The exhibition they went to was: CHRISTIAN DIOR, DESIGNER OF DREAMS.
The Dior exhibition ran for 6 months and was seen by 600,000 people, a record at the V&A, but I wasn’t interested in that.
Dior’s clothes were old-fashioned and formal, for rich people: Hollywood stars like Marlene Dietrich and Ava Gardner, and royalty like Princess Margaret.
Dior is the most expensive clothing brand in the world, a typical dress is $2,500 and a silk scarf $1,150, the brand is worth $11.9 billion and generates $34 billion revenue per year.
The clothes were corseted, restrictive, and regressive.
Even Coco Chanel said: “Only a man who has never been intimate with a woman could design something so rigid and uncomfortable.”
So I didn’t want to see the Dior exhibition, it had no relevance to the world of real people.
But also in the V&A was the exhibition I did want to see, so Jade and I went to that.
An exhibition by a designer who changed the world of real people: Mary Quant.
Before Mary Quant, all dresses were below the knee, they had to be because all women wore stockings and suspenders, shorter dresses would have shown it all off.
But Mary Quant took a new idea, panty hose, and began making them look like anything but conventional nylons.
They were black and white, or orange, or red, or green, and they were crocheted.
Because they were one piece there were no suspenders to hide, so skirts could be as short as you liked.
And because of this she popularised the mini-skirt, the shortest anyone had ever seen.
When she began, she said: “I liked my skirts short because I wanted to run and catch the bus to get to work.”
She understood the place fashion had in real people’s lives: “Fashion is a tool, to compete in life outside the home. People like you better without knowing why, because people always react well to a person they like the looks of.”
So her clothes were fun, they were easier to move around in, they were younger, they were cheaper, they were more daring.
She popularised what we now call the sports bra, no wire frame, no fastenings, just smooth and body fitting: she called it the ‘Booby Trap’.
She sold false eyelashes by the yard, girls just cut off as much as they needed.
She said “Rules are invented for lazy people who don’t want to think for themselves.”
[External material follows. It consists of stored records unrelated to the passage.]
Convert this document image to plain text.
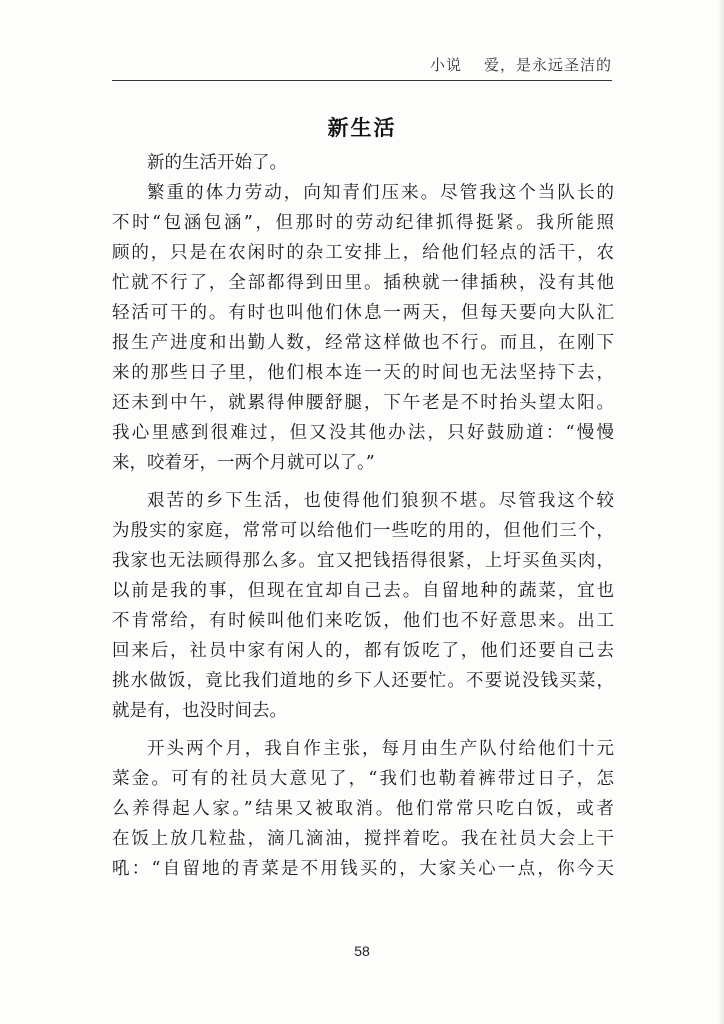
小说 爱，是永远圣洁的
新生活
新的生活开始了。
繁重的体力劳动，向知青们压来。尽管我这个当队长的
不时“包涵包涵”，但那时的劳动纪律抓得挺紧。我所能照
顾的，只是在农闲时的杂工安排上，给他们轻点的活干，农
忙就不行了，全部都得到田里。插秧就一律插秧，没有其他
轻活可干的。有时也叫他们休息一两天，但每天要向大队汇
报生产进度和出勤人数，经常这样做也不行。而且，在刚下
来的那些日子里，他们根本连一天的时间也无法坚持下去，
还未到中午，就累得伸腰舒腿，下午老是不时抬头望太阳。
我心里感到很难过，但又没其他办法，只好鼓励道：“慢慢
来，咬着牙，一两个月就可以了。”
艰苦的乡下生活，也使得他们狼狈不堪。尽管我这个较
为殷实的家庭，常常可以给他们一些吃的用的，但他们三个，
我家也无法顾得那么多。宜又把钱捂得很紧，上圩买鱼买肉，
以前是我的事，但现在宜却自己去。自留地种的蔬菜，宜也
不肯常给，有时候叫他们来吃饭，他们也不好意思来。出工
回来后，社员中家有闲人的，都有饭吃了，他们还要自己去
挑水做饭，竟比我们道地的乡下人还要忙。不要说没钱买菜，
就是有，也没时间去。
开头两个月，我自作主张，每月由生产队付给他们十元
菜金。可有的社员大意见了，“我们也勒着裤带过日子，怎
么养得起人家。”结果又被取消。他们常常只吃白饭，或者
在饭上放几粒盐，滴几滴油，搅拌着吃。我在社员大会上干
吼：“自留地的青菜是不用钱买的，大家关心一点，你今天
58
She wasn’t bound by convention, echoing Picasso and Warhol, she said “Good taste is death. Vulgarity is life.”
She didn’t get her ideas from other designers, she got her ideas from the girls in the street, the Mods.
She thought like they thought, which is why she said: “As a designer, all I can do is anticipate a mood before they realise that they are bored. It is simply a matter of getting bored first.”
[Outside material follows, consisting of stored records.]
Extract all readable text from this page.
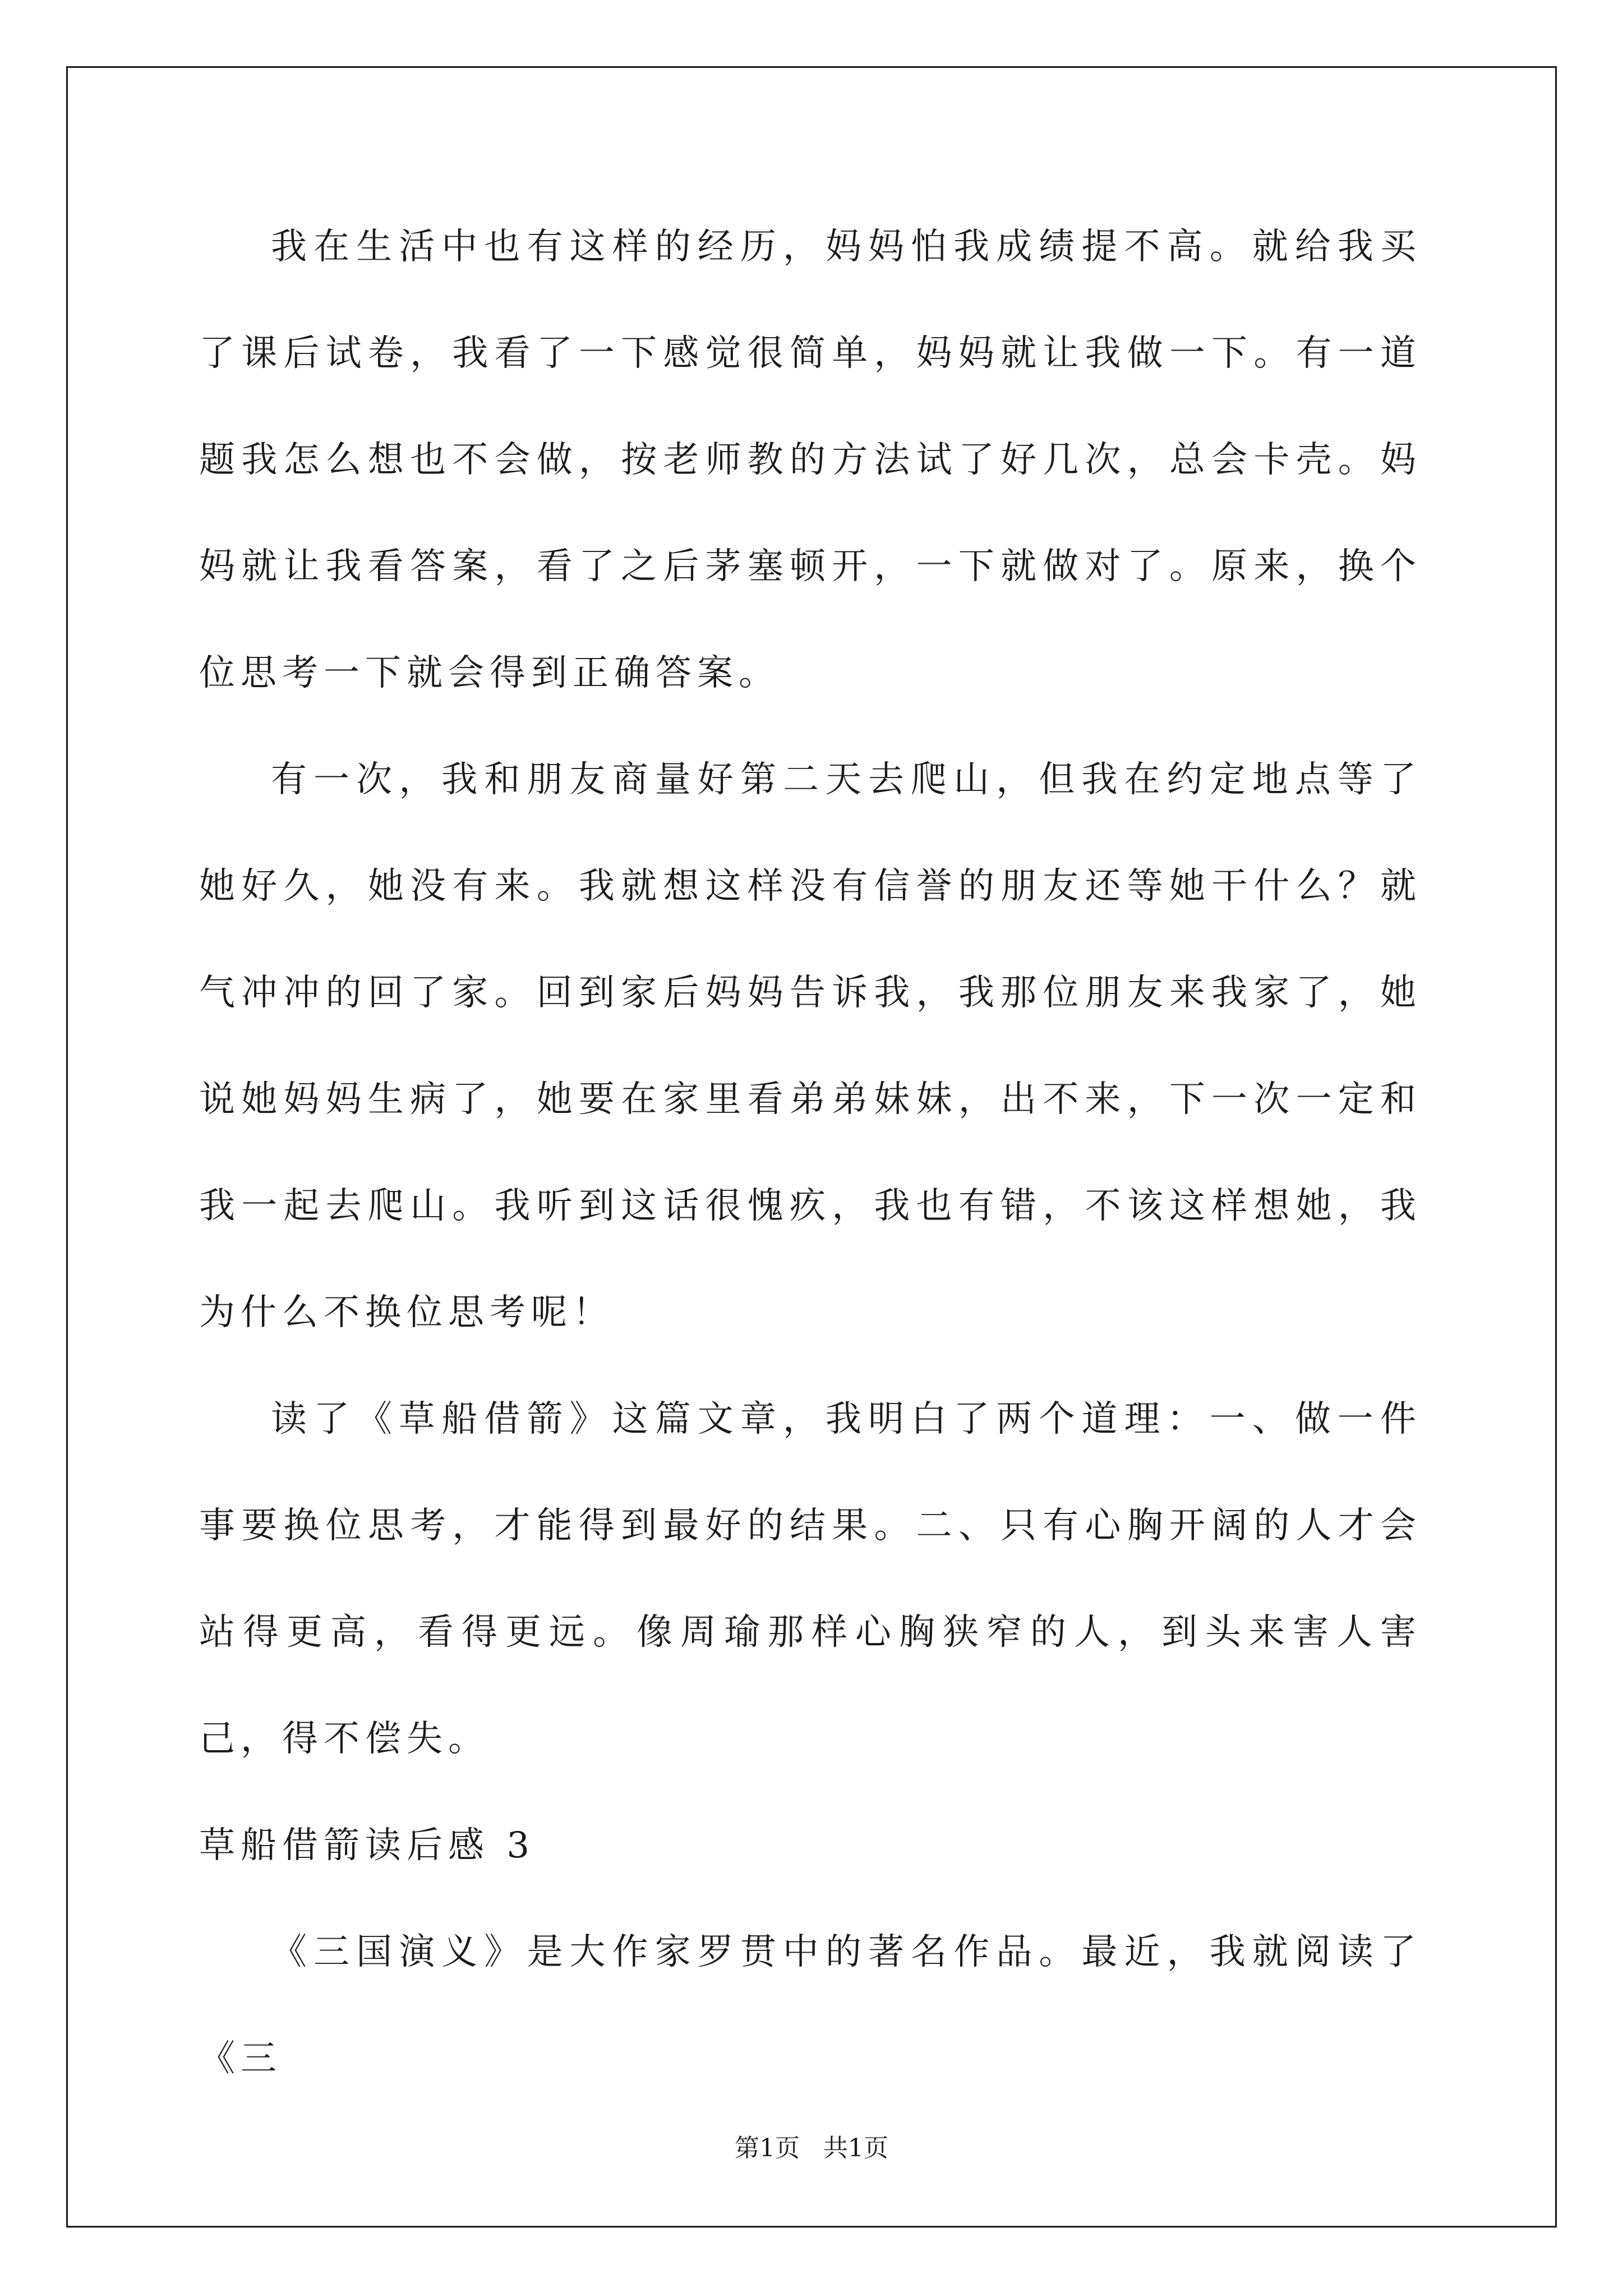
我在生活中也有这样的经历，妈妈怕我成绩提不高。就给我买了课后试卷，我看了一下感觉很简单，妈妈就让我做一下。有一道题我怎么想也不会做，按老师教的方法试了好几次，总会卡壳。妈妈就让我看答案，看了之后茅塞顿开，一下就做对了。原来，换个位思考一下就会得到正确答案。

有一次，我和朋友商量好第二天去爬山，但我在约定地点等了她好久，她没有来。我就想这样没有信誉的朋友还等她干什么？就气冲冲的回了家。回到家后妈妈告诉我，我那位朋友来我家了，她说她妈妈生病了，她要在家里看弟弟妹妹，出不来，下一次一定和我一起去爬山。我听到这话很愧疚，我也有错，不该这样想她，我为什么不换位思考呢！

读了《草船借箭》这篇文章，我明白了两个道理：一、做一件事要换位思考，才能得到最好的结果。二、只有心胸开阔的人才会站得更高，看得更远。像周瑜那样心胸狭窄的人，到头来害人害己，得不偿失。

草船借箭读后感 3

《三国演义》是大作家罗贯中的著名作品。最近，我就阅读了《三

第1页   共1页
Which may be why, unlike Dior, 7 million women (in the real world) had at least one piece of Mary Quant in their wardrobe.
She also said one of the most valuable pieces of advice for any creative person in any business.
Advice about energy and hanging onto ideas.
“One of the things I’ve learned is never to hoard ideas, because either they are not so relevant or they’ve gone stale. Whatever it is, pour it out.”
Hate to correct your spelling, Dave, but it’s ‘hoard’
Thanks Tom
https://www.amazon.com/Perfect-Summer-England-Before-Storm/dp/0802143679
Hi, Dave,
You might like the book above. If I remember correctly–and I read it back in 2008 when America was still a democracy–
there’s a bit about how simple girdles and brassieres freed men and women to have more affairs–since it was easier and faster
to undress and re-dress on the schnide.
What’s more, Coco was a “horizontal collaborator.”
https://www.biography.com/news/coco-chanel-nazi-agent
How odd. Dave talks about women’s clothing and women’s lifestyle and yet, to date, no women have cared to comment. C’mon ladies, c’mon gurrls, what do you make of all this?